Last Saturday, December 16, 2022, the United States Senate approved the Bolívar Act, a project that prohibits the federal agencies of the North American country granting contracts from the United States Executive to companies that do business with the Nicolás Maduro administration.
The “Bill for the Prohibition of Operations and Leases with the Illegitimate Authoritarian Regime of Venezuela” represents, according to Republican Senator Rick Scott -promoting the legislation-, a “big step” for “weaken” the Maduro government, which “is starving its own citizens” and “imprisoning its political enemies.”
“There is no reason the US Government should work with companies that also work with such a disgusting dictator. I am incredibly proud that the Senate voted to hold Nicolás Maduro accountable for his abuses, by passing unanimously my Bolívar Law,” he said, as quoted in a press release issued by his team.
But yes, it allows the “Secretary of State to remove the restriction when it is in the national interest of the United States”…
Venezuela rejects that bill
The Venezuelan Foreign Ministry rejected a bill that seeks to maintain the pressure measures imposed by Washington, in addition to offending the people and Simón Bolívar.
The Government of Venezuela strongly condemned the approval by the Congress of the United States (USA) of a bill that, both in its name and in its content, constitutes a violation of economic freedoms and a serious offense to the Venezuelan people.
Through a statement, the Foreign Ministry denounced that said bill violates the integrity of the sovereign people of Venezuela and of the US companies themselves, “by placing them at risk of being penalized, arbitrarily, unfairly and illegally, when exercising their right to free trade through contracts with the Bolivarian Government”.

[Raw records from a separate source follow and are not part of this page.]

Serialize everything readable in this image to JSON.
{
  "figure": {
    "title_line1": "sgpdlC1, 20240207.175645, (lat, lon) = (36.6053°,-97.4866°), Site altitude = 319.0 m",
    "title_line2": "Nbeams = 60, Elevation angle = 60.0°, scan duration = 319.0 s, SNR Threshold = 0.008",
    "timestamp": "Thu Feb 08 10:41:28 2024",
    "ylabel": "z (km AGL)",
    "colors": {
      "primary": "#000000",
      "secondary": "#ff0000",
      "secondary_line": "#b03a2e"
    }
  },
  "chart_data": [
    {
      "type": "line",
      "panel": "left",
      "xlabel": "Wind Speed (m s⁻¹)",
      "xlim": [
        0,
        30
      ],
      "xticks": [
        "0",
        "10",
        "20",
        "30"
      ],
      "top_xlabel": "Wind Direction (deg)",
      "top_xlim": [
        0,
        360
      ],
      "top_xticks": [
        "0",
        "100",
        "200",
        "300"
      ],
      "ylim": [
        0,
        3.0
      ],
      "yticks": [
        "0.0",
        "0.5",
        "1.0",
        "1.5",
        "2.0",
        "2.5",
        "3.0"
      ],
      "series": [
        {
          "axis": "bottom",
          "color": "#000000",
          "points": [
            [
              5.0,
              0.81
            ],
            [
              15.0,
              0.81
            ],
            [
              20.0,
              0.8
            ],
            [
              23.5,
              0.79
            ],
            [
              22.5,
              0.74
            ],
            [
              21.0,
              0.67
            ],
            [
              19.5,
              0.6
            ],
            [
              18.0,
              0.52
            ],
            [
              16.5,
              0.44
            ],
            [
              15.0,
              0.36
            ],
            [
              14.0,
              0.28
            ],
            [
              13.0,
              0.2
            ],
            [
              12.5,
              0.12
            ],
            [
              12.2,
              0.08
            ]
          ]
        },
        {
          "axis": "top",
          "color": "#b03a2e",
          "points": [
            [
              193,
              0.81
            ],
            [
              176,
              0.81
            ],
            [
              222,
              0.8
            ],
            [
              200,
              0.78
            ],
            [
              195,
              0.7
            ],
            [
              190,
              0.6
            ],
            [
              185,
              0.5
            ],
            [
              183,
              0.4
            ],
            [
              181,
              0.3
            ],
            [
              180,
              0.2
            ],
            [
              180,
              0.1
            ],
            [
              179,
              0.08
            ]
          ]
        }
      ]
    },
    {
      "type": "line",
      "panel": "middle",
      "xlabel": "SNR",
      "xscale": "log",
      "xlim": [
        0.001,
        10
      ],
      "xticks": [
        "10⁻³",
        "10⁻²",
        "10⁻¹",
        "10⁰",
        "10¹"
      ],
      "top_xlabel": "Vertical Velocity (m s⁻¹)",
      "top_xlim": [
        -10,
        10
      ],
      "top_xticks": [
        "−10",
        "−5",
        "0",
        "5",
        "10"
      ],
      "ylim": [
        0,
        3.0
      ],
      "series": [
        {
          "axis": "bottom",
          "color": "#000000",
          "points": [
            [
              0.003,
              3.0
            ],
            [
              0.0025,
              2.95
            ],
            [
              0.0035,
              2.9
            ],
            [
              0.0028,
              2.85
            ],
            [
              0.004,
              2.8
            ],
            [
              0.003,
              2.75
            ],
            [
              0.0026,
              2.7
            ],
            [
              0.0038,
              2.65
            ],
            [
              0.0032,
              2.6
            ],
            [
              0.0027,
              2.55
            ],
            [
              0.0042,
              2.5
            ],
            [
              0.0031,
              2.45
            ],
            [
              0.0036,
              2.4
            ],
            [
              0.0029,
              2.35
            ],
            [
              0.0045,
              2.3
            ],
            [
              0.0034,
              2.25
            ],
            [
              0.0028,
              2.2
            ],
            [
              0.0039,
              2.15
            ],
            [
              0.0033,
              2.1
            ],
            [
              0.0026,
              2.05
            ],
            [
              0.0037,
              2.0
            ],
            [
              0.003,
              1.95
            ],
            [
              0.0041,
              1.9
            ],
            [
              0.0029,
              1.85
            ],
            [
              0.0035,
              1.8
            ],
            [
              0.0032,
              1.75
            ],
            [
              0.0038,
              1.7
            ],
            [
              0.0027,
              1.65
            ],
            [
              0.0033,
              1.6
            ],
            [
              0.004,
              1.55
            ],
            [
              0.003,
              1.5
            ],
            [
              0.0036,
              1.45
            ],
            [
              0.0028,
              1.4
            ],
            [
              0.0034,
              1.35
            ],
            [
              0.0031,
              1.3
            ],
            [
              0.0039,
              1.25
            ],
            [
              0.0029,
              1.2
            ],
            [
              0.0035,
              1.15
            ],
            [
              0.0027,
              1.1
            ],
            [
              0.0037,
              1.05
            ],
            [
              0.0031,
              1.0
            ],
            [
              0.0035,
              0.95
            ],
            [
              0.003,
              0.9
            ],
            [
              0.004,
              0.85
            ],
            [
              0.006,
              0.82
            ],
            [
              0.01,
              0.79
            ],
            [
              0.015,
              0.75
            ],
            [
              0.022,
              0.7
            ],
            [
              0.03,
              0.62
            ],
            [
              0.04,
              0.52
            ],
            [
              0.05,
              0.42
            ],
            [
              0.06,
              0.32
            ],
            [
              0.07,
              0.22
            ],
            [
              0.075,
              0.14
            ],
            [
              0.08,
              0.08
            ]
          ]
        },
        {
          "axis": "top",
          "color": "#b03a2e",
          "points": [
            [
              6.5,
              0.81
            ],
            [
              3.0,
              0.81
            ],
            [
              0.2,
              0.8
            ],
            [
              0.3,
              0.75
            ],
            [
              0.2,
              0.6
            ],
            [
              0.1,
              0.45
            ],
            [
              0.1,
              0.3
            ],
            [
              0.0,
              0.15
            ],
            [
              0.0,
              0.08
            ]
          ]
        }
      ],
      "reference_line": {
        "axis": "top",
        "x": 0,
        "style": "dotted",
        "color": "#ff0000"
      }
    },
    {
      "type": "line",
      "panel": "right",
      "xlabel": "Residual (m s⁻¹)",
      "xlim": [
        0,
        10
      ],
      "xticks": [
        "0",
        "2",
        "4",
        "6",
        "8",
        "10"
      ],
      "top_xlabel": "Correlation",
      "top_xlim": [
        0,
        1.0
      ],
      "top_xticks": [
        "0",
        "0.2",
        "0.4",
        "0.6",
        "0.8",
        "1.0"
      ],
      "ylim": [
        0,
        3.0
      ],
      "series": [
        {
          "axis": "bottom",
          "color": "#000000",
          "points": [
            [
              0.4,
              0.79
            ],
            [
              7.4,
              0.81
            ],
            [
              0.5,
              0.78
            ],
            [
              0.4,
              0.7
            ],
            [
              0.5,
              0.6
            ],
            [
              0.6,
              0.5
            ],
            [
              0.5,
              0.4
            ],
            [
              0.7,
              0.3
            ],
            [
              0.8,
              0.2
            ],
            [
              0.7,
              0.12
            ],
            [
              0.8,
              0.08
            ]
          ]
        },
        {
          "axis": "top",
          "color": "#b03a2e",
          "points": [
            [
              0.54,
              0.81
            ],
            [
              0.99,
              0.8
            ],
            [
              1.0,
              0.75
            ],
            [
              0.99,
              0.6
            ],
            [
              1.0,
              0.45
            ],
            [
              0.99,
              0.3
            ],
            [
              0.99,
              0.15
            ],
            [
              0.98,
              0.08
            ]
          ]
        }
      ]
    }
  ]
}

He asserted that this instrument, which he classified as disastrous, intends to make irreversible the unilateral coercive measures imposed by the White House on the South American nation.
The Foreign Ministry explained that said bill was conceived from the extremist sectors of politics in the US and assured that it is contrary to international law.
He stated that this fact confirms “that these same sectors have no interest in seeing a development process in Venezuela, an improvement in the quality of life of our population, certainly not guaranteeing free and fair elections, by promoting more obstacles and measures hostile against the country.
He stressed that these ultra-conservative and coup-mongering sectors persist in their cruelty against Caracas and “relapse in their attempt to overthrow the Venezuelan government and blow up any possible route to dialogue and constructive relations between the two countries.”
The Venezuelan Foreign Ministry accused these sectors of offending “the Venezuelan people, its history and its Liberator (Simón Bolívar), whose republican values and commitment to the principles of freedom and peace are far above those of a handful of legislators ignorant of his glory.”
He added that the promoters of this bill “will only be remembered by history due to their complicity with the aggression against free and sovereign countries.”
Finally, he ratified that “in the face of the Monroist threat and his war-builder heirs, the Bolivarian Republic of Venezuela will continue to cultivate and defend the legacy of the Liberator Simón Bolívar, carving out its own path of political and social stability, economic recovery and peace diplomacy, for a world free of hegemonism, colonialism and imperialism”.